The file is an LFF table whose columns are tab-delimited. The 13th column contain attribute-value pairs for custom fields; the attribute-value pairs are semi-colon (;) delimited. [ File format description ]
Each line describes the genomic location of and information about a methylation probe from a common Illumina array.
One of the pieces of information is how far the probed location is from the Transcription Start Site (TSS) of the nearby gene. This is provided by the Distance_to_TSS attribute-value pair within the 13th column (e.g. Distance_to_TSS=1135;).
Task: Write a Ruby program that:
Reads each line of this file and separates the probes into two files:
If the probe is within 250 bp of the nearby TSS, it is output by the program to a file named close.probes.txt
Otherwise, if the probe is more than 250 bp from the TSS, it is output by the program to a file named far.probes.txt
Exercise 2 - Computing Average Methylation Per Gene
Referring to the probe definition file for Exercise 1, notice that the attribute-value pairs also contain a Symbol attribute whose value is a gene name.
Computes the average score per gene using both the probe data file and the probe definition file.
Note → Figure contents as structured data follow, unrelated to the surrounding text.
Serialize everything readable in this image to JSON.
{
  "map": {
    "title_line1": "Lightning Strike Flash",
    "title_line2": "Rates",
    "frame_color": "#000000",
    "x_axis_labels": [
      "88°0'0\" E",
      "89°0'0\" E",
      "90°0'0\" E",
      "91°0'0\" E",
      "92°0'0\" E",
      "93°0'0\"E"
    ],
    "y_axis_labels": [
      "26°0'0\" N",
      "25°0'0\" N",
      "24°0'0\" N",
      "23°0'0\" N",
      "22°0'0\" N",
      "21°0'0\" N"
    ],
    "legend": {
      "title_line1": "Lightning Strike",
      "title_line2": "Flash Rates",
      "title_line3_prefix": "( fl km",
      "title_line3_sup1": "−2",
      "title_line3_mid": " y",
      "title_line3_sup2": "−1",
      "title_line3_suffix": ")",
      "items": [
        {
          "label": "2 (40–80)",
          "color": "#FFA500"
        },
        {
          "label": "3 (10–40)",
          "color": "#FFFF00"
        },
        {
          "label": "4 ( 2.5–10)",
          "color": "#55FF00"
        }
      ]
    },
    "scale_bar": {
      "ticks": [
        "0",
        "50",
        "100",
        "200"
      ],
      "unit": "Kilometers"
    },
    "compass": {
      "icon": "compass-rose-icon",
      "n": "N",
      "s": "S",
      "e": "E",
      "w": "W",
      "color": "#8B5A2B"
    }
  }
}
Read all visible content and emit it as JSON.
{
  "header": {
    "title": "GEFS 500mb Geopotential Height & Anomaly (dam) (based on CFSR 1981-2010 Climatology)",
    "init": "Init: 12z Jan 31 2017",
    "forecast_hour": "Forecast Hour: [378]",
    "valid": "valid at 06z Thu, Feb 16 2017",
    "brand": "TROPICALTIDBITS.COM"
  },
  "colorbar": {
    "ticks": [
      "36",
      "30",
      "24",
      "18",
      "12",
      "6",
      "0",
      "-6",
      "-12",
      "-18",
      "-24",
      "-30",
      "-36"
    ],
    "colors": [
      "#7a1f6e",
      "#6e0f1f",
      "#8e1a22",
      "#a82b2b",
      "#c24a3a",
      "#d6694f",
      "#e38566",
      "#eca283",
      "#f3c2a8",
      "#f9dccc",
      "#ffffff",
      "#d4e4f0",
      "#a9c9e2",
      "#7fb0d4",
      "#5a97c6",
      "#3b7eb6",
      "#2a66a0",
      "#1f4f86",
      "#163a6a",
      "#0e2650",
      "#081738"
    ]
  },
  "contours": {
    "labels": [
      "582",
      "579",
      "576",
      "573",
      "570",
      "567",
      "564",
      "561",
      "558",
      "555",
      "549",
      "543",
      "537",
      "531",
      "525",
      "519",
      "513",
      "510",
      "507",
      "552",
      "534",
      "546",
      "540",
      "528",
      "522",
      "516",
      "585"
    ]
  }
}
Remember that some (many) genes have multiple probes and thus will have multiple values in probe data file.
For each unique gene, output a simple file with two tab-delimited columns:
The gene (Symbol) name
The average of that scores for the probes associated with that gene.
Obviously, each gene (Symbol) will appear only once in your output file.
Hint: Hashes are very useful for this kind of thing. If you determine how many Hashes you need to track the necessary information, this becomes an easy task.